I've had a stash of feathers for a while. I have thought for a long time that it would be fun to have a go at making my own quill to draw with and so phase one (feather collecting) happened... and then that was that.
On the wall of my studio I have a picture by Quentin Blake of things he likes to draw with. One of them is a feather, I've been looking at this picture a lot recently.
Last week I was given two new feathers. One we think belonged to a Red Kite - there are some that live near the studio and can be regularly heard and seen circling the skies. The other may have belonged to an Owl of some sort. I need to look it up. The arrival of these feathers, the Quentin Blake image and some recent appreciation of very inky drawings spurred me into action.
The two new feathers are petty special so to begin my quill experiments I chose one that I've had for years and I think belonged to a Seagull (herring gull). It's nowhere near as exciting looking and so seemed ideal to be the first one to go under the knife for shaping surgery.

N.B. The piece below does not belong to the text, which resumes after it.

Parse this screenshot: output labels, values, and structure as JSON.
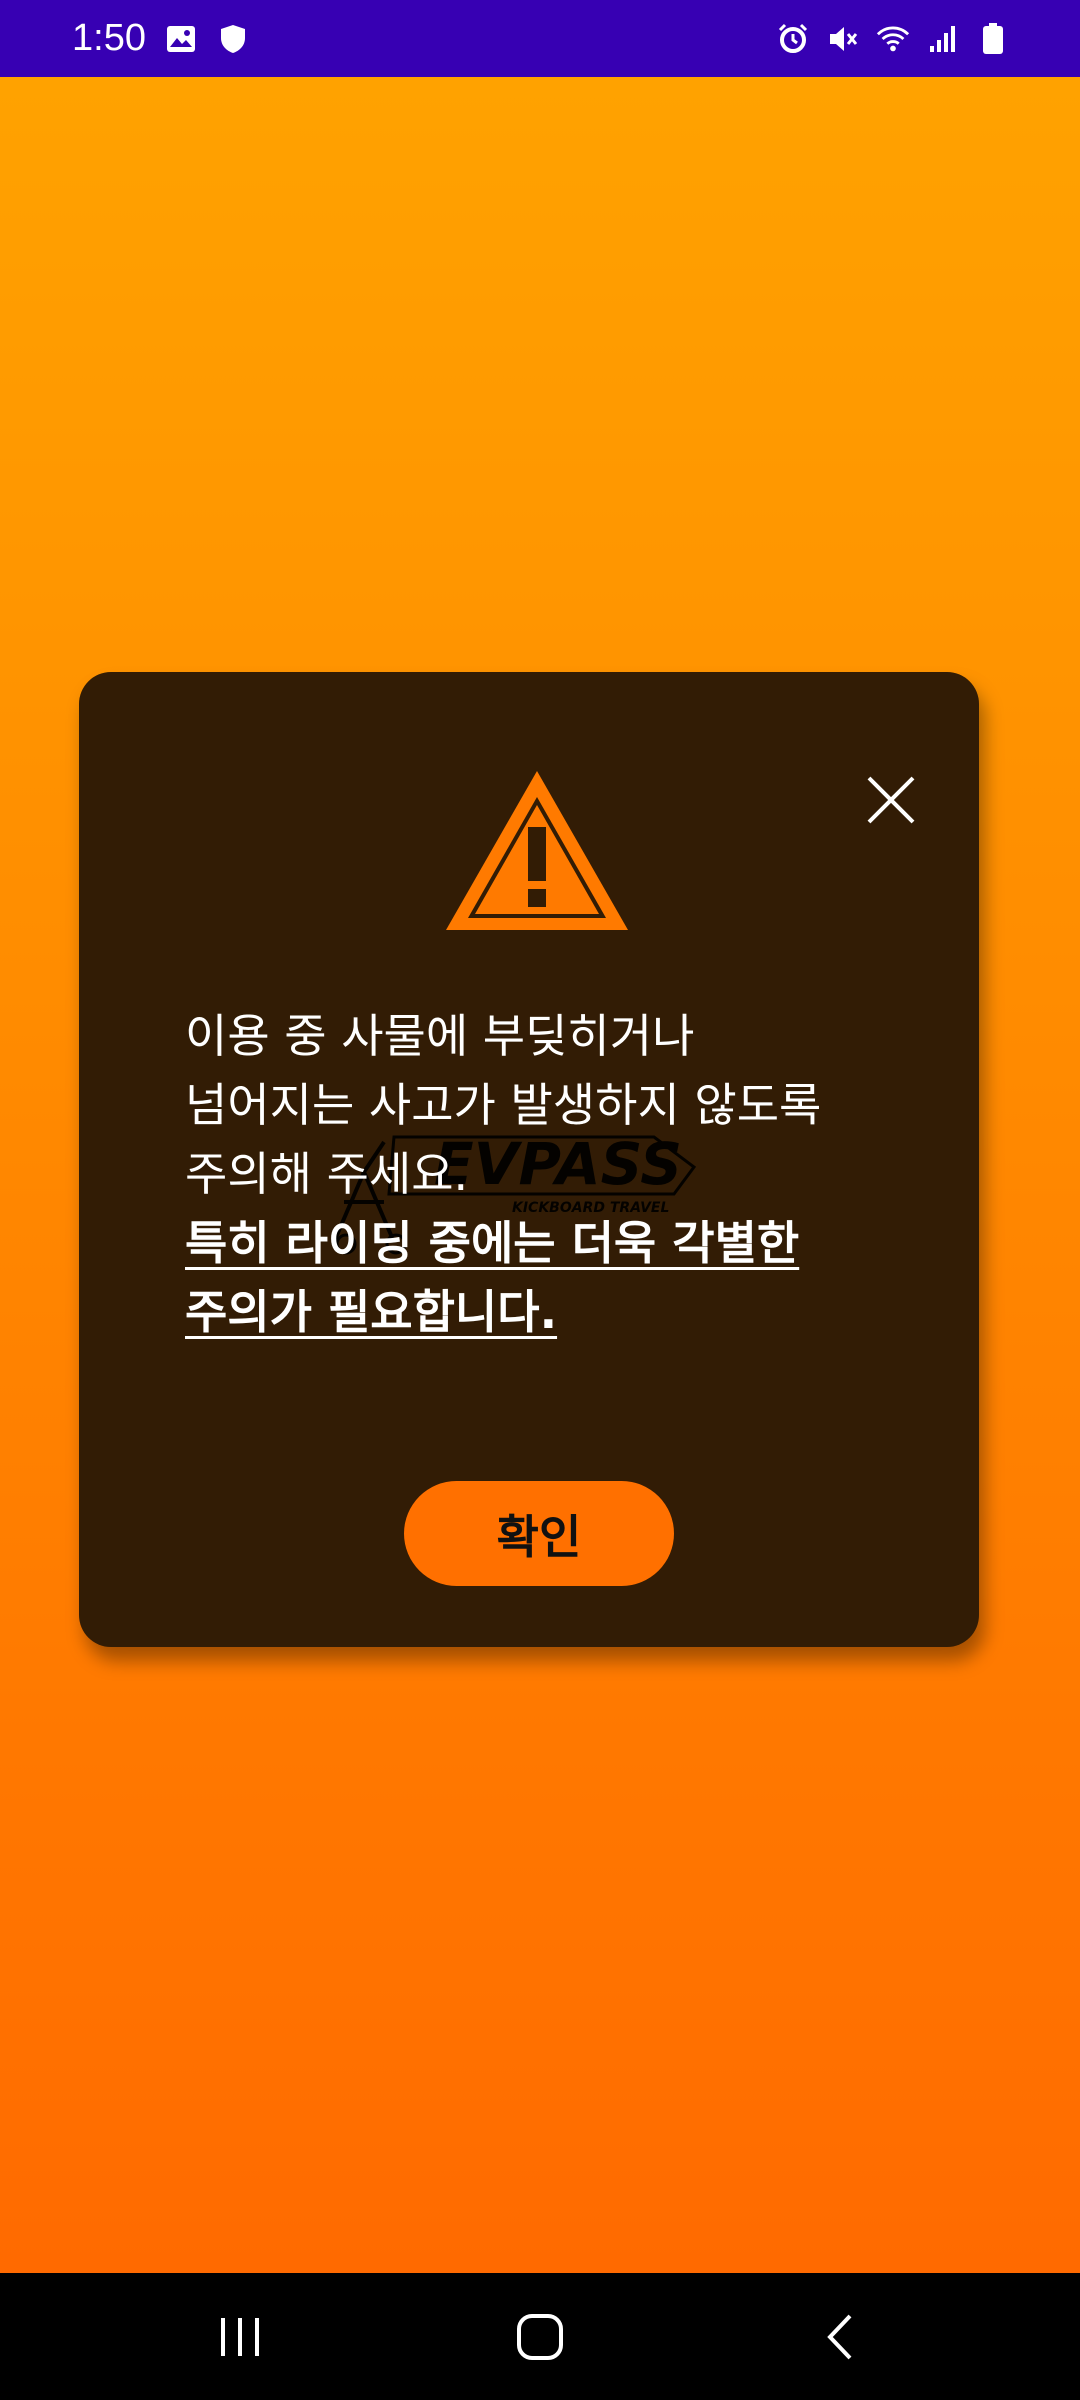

There are quite a few YouTube videos on how to make a quill, I watched a few to get an idea and then decided to just go for it.
I am sure there are more technical ways to make a fancier version, but this is all I used for this first one
- the feather; large enough to hold as a pen
- a cutting mat
- a craft knife
- ink and paper to test it out on when done
Here is an instruction sheet of how I made it, further down the blog post are some photos of the feather when it has been shaped. You can click on the image below to download a copy of it.
And then it's time for the best bit - experimenting with the ink. It is quite hard to control the flow of ink, the score line in the nib shape helps. I found it was useful to wipe as much excess ink off the nib by wiping the underside of the nib on the side of the ink pot before putting nib to page. This helps to prevent huge blobs of ink when you are writing and drawing. I quite like the unpredictability of the ink flow and the variety of line you can create.
Cutting the top of the nib off to create a flat end can make an italic type tip which makes a wider line.